Se visto così, il “terrore” nazista è la propaggine estrema della tendenza “demagogica”
presente nel modo in cui il fascismo si appropria dell’energia delle
masse e ne inverte la carica, facendone la base di “una democrazia
accentrata, organizzata, unitaria”, come si era espresso Mussolini in un
famoso discorso parlamentare del 1927, aggiungendo: “nella quale
democrazia il popolo circola a suo agio, perché, o signori, o voi
immettete il popolo nella cittadella dello Stato, ed egli la difenderà; o
sarà al di fuori, ed egli l’assalterà”. Può sembrare un po’ poco,
pensando a ciò che sarà la storia dal 1939, anzi appunto dal 26 aprile
1937, quando il terrore di massa sarà elevato a metodo di guerra (e in
tal senso, di politica). Di questo ulteriore passaggio nella dinamica
del terrore Gramsci non può prendere coscienza: giace già sul letto in
cui di lì a poche ore morirà. Tuttavia, l’idea di quella che sarà la
“grande guerra patriottica” è in accordo con ciò che scrive nei Quaderni del carcere
sulla base popolare-nazionale dell’esercito e sull’intreccio
indissolubile tra aspetto politico e aspetto militare della guerra.
Insomma, i suoi appunti ci aiutano a vedere forme di “razionalità” dove
in apparenza c’è solo il “male” nella sua purezza.
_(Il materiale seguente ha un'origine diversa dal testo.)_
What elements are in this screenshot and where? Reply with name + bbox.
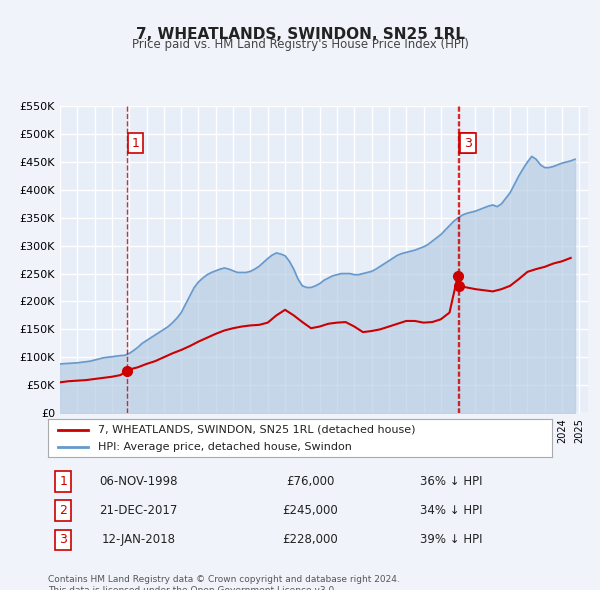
Text: 12-JAN-2018: 12-JAN-2018 [102,533,176,546]
Text: 7, WHEATLANDS, SWINDON, SN25 1RL: 7, WHEATLANDS, SWINDON, SN25 1RL [136,27,464,41]
Text: £228,000: £228,000 [282,533,338,546]
Text: 7, WHEATLANDS, SWINDON, SN25 1RL (detached house): 7, WHEATLANDS, SWINDON, SN25 1RL (detach… [98,425,416,435]
Text: 1: 1 [59,475,67,488]
Text: 3: 3 [464,136,472,149]
Text: 2: 2 [463,136,471,149]
Text: £76,000: £76,000 [286,475,334,488]
Text: HPI: Average price, detached house, Swindon: HPI: Average price, detached house, Swin… [98,441,352,451]
Text: 2: 2 [59,504,67,517]
Text: £245,000: £245,000 [282,504,338,517]
Text: 1: 1 [132,136,140,149]
Text: 3: 3 [59,533,67,546]
Text: 21-DEC-2017: 21-DEC-2017 [100,504,178,517]
Text: Price paid vs. HM Land Registry's House Price Index (HPI): Price paid vs. HM Land Registry's House … [131,38,469,51]
Text: 34% ↓ HPI: 34% ↓ HPI [420,504,482,517]
Text: 36% ↓ HPI: 36% ↓ HPI [420,475,482,488]
Text: 06-NOV-1998: 06-NOV-1998 [100,475,178,488]
Text: Contains HM Land Registry data © Crown copyright and database right 2024.
This d: Contains HM Land Registry data © Crown c… [48,575,400,590]
Text: 39% ↓ HPI: 39% ↓ HPI [420,533,482,546]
Oggi, dopo la fine del fascismo e anche
dell’antifascismo, si torna a scorgere in quei regimi – italiano e
tedesco anzitutto – dei processi di “modernizzazione”,
perdendo così di vista la loro capacità di assorbire e neutralizzare le
spinte verso la democrazia e l’emancipazione. Naturalmente l’Italia – la
“nazione proletaria” del “nazionalsocialista” Pascoli e del
nazionalista Corradini – non fu la Germania del “sangue e suolo” e dello
“spazio vitale”. Ma come leggere queste differenze, se non si è
disposti ad affogare tutto nel comodo modello liberale del
“totalitarismo”? Né si può dire che quei contemporanei di Gramsci che
puntarono a un’analisi differenziata di fascismo e nazismo, abbiano dato
un grande aiuto: Croce distinse tra la “malattia” della “romantica”
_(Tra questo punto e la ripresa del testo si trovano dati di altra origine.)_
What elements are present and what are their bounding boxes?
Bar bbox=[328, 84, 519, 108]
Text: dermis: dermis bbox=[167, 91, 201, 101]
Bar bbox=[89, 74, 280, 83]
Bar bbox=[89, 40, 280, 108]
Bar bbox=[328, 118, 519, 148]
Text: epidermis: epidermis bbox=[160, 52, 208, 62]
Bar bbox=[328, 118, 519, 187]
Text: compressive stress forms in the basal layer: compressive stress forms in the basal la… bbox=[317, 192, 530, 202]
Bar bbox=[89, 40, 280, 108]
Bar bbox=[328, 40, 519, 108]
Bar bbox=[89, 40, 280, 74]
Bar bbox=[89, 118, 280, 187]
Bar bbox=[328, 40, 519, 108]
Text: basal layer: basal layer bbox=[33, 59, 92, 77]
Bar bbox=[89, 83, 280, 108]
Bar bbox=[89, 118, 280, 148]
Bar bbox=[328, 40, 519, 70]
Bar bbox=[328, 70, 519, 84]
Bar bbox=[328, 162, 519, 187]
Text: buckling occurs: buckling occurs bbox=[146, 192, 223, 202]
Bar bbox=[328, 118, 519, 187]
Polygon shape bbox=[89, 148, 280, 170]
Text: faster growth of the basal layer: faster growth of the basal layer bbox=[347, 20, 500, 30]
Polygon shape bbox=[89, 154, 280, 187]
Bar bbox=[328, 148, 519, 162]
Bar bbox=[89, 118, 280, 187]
Germania e l’italica imitazione “tra canagliesca e buffonesca” del
comunismo sovietico; Malaparte scrisse che Mussolini era maschio e
Hitler femmina; Gadda infine, nella frenesia di fare i conti anzitutto
con il proprio fascismo, fece tutto dipendere dalla differenza tra la
“Gran Fava” italiana e la “Non Fava” germanica; infine arrivò Renzo De
Felice, che – usando Gramsci contro Gramsci – esasperò il contrasto tra
fascismo e nazismo fino a farne due universi non comunicanti.
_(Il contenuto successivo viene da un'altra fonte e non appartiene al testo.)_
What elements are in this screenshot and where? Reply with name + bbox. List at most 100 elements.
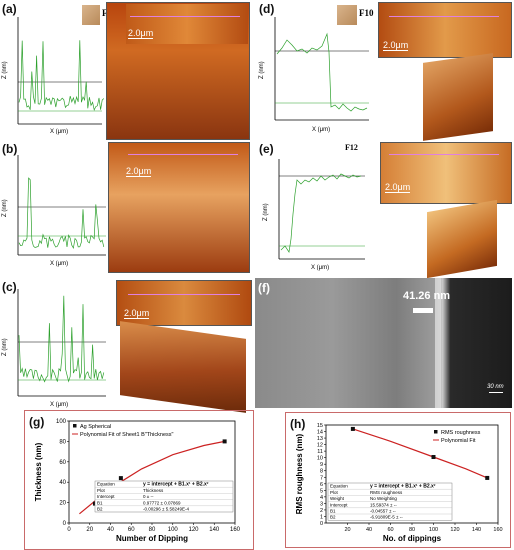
x-tick-label: 40 — [366, 527, 372, 533]
sem-scale-label: 30 nm — [487, 384, 504, 390]
cursor-line-d — [389, 16, 499, 17]
legend-entry: Ag Spherical — [80, 424, 111, 430]
fit-table-key: Plot — [330, 490, 339, 495]
scale-bar-b: 2.0μm — [126, 166, 152, 177]
data-point — [431, 455, 436, 460]
y-tick-label: 60 — [59, 460, 66, 466]
step-profile-e — [280, 173, 362, 253]
y-axis-label: Thickness (nm) — [34, 442, 43, 501]
fit-table-value: -0.04557 ± -- — [370, 509, 396, 514]
fit-table-key: B1 — [330, 509, 336, 514]
fit-table-value: No Weighting — [370, 496, 397, 501]
afm-3d-image-c — [120, 321, 246, 413]
x-tick-label: 140 — [472, 527, 481, 533]
step-profile-d — [276, 32, 368, 112]
cursor-line-c — [128, 294, 240, 295]
cursor-line-a — [130, 16, 240, 17]
y-tick-label: 0 — [320, 521, 323, 527]
fit-table-value: -0.00296 ± 5.58249E-4 — [143, 507, 190, 512]
y-tick-label: 15 — [317, 423, 323, 429]
sample-name-e: F12 — [345, 143, 358, 152]
panel-e: (e) F12 Z (nm) X (μm) 2.0μm — [257, 140, 514, 279]
xlabel-a: X (μm) — [50, 129, 68, 135]
scale-bar-c: 2.0μm — [124, 308, 150, 319]
xlabel-d: X (μm) — [312, 127, 330, 133]
legend-marker — [434, 430, 438, 434]
x-tick-label: 100 — [429, 527, 438, 533]
y-tick-label: 100 — [56, 419, 67, 425]
fit-table-value: RMS roughness — [370, 490, 403, 495]
afm-2d-image-d — [378, 2, 512, 58]
xlabel-c: X (μm) — [50, 402, 68, 408]
panel-b-label: (b) — [2, 142, 18, 156]
height-profile-a: Z (nm) X (μm) — [2, 17, 105, 135]
ylabel-e: Z (nm) — [263, 203, 269, 221]
chart-h: 20 40 60 80 100 120 140 16001234567891011121314… — [295, 423, 503, 543]
chart-g: 0 20 40 60 80 100 120 140 160020406080100Number … — [34, 419, 241, 543]
fit-table-value: 0.97772 ± 0.07869 — [143, 500, 181, 505]
fit-table-key: Intercept — [97, 494, 115, 499]
panel-g-label: (g) — [29, 415, 45, 429]
ylabel-a: Z (nm) — [2, 61, 8, 79]
panel-d: (d) F10 Z (nm) X (μm) 2.0μm — [257, 0, 514, 141]
ylabel-b: Z (nm) — [2, 199, 8, 217]
panel-f-label: (f) — [258, 281, 270, 295]
fit-table — [94, 480, 234, 513]
panel-a-label: (a) — [2, 2, 17, 16]
panel-e-label: (e) — [259, 142, 274, 156]
x-tick-label: 80 — [149, 527, 156, 533]
x-tick-label: 40 — [107, 527, 114, 533]
y-tick-label: 12 — [317, 443, 323, 449]
y-tick-label: 7 — [320, 475, 323, 481]
height-profile-c: Z (nm) X (μm) — [2, 289, 106, 408]
xlabel-e: X (μm) — [311, 265, 329, 271]
afm-2d-image-c — [116, 280, 252, 326]
x-tick-label: 20 — [344, 527, 350, 533]
y-tick-label: 14 — [317, 430, 323, 436]
afm-top-strip-a — [126, 4, 248, 44]
x-tick-label: 80 — [409, 527, 415, 533]
legend-entry: RMS roughness — [441, 430, 481, 436]
x-tick-label: 140 — [209, 527, 220, 533]
afm-thumbnail-d — [337, 5, 357, 25]
x-tick-label: 100 — [168, 527, 179, 533]
data-point — [222, 439, 227, 444]
fit-curve — [352, 428, 488, 479]
afm-2d-image-e — [380, 142, 512, 204]
data-point — [118, 476, 123, 481]
fit-table-key: B2 — [330, 515, 336, 520]
panel-h: (h) 20 40 60 80 100 120 140 160 0 1 2 3 4 5 6 7 8 9 10 11 12… — [285, 412, 511, 548]
y-tick-label: 80 — [59, 439, 66, 445]
height-profile-e: Z (nm) X (μm) — [263, 159, 365, 271]
x-axis-label: Number of Dipping — [116, 534, 188, 543]
y-tick-label: 11 — [317, 449, 323, 455]
fit-table-value: 0 ± -- — [143, 494, 154, 499]
fit-table-key: Equation — [330, 484, 348, 489]
y-tick-label: 40 — [59, 480, 66, 486]
thickness-marker — [413, 308, 433, 313]
y-tick-label: 4 — [320, 495, 323, 501]
legend-marker — [73, 424, 77, 428]
scale-bar-a: 2.0μm — [128, 28, 154, 39]
afm-thumbnail-a — [82, 5, 100, 25]
fit-table-key: Intercept — [330, 502, 348, 507]
fit-table-key: B1 — [97, 500, 103, 505]
ylabel-c: Z (nm) — [2, 338, 8, 356]
y-tick-label: 8 — [320, 469, 323, 475]
sample-name-d: F10 — [359, 8, 374, 18]
x-tick-label: 120 — [450, 527, 459, 533]
scale-bar-d: 2.0μm — [383, 40, 409, 51]
fit-table-key: Plot — [97, 488, 106, 493]
data-point — [350, 426, 355, 431]
y-axis-label: RMS roughness (nm) — [295, 433, 304, 514]
fit-table-key: Weight — [330, 496, 345, 501]
sem-image-f: (f) 41.26 nm 30 nm — [255, 278, 512, 408]
scale-bar-e: 2.0μm — [385, 182, 411, 193]
y-tick-label: 2 — [320, 508, 323, 514]
y-tick-label: 1 — [320, 514, 323, 520]
panel-h-label: (h) — [290, 417, 306, 431]
y-tick-label: 6 — [320, 482, 323, 488]
thickness-label: 41.26 nm — [403, 290, 451, 302]
ylabel-d: Z (nm) — [259, 61, 265, 79]
y-tick-label: 9 — [320, 462, 323, 468]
E oggi ci dobbiamo sorbire i ridicoli cascami di tutto questo: un quaderno misteriosamente scomparso; la conversione di Gramsci al liberalsocialismo, anzi al liberalismo tout court;
il suo marxismo ridotto a una patina sottile, sotto la quale circolano i
succhi sani del crocianesimo e del cattolicesimo; Mussolini che in
realtà mise Gramsci in prigione per proteggerlo dalle grinfie di Stalin;
e poi spie dappertutto, delatori, informatori, doppio- e
triplo-giochisti, lettere che secondo un illustre filologo sono un falso
dall’Ovra, salvo poi, come in un gioco di prestigio, ammettere che
furono scritte da un comunista, che però era una spia al soldo
dell’Ovra; e infine, per terminare come abbiamo iniziato, un volteggiare
di avvoltoi sugli ultimi mesi di vita di Gramsci: un tale scrive che
aveva smesso di lavorare ai Quaderni per protesta contro il suo
partito, nonostante che stesse benissimo, e che non usciva a passeggio
per paura di essere rapito dai russi; e ci ha anche svelato, come se
fosse un’assoluta novità, che non morì in prigione, ma da uomo libero:
così ai suoi occhi si polverizza la “mitologia” del “martire” costruita
dal PCI dopo il 1945 (Gramsci parlerebbe a questo proposito di “pretto
gesuitisimo”).
No, qui abbiamo preferito concentrarci sulle cose serie.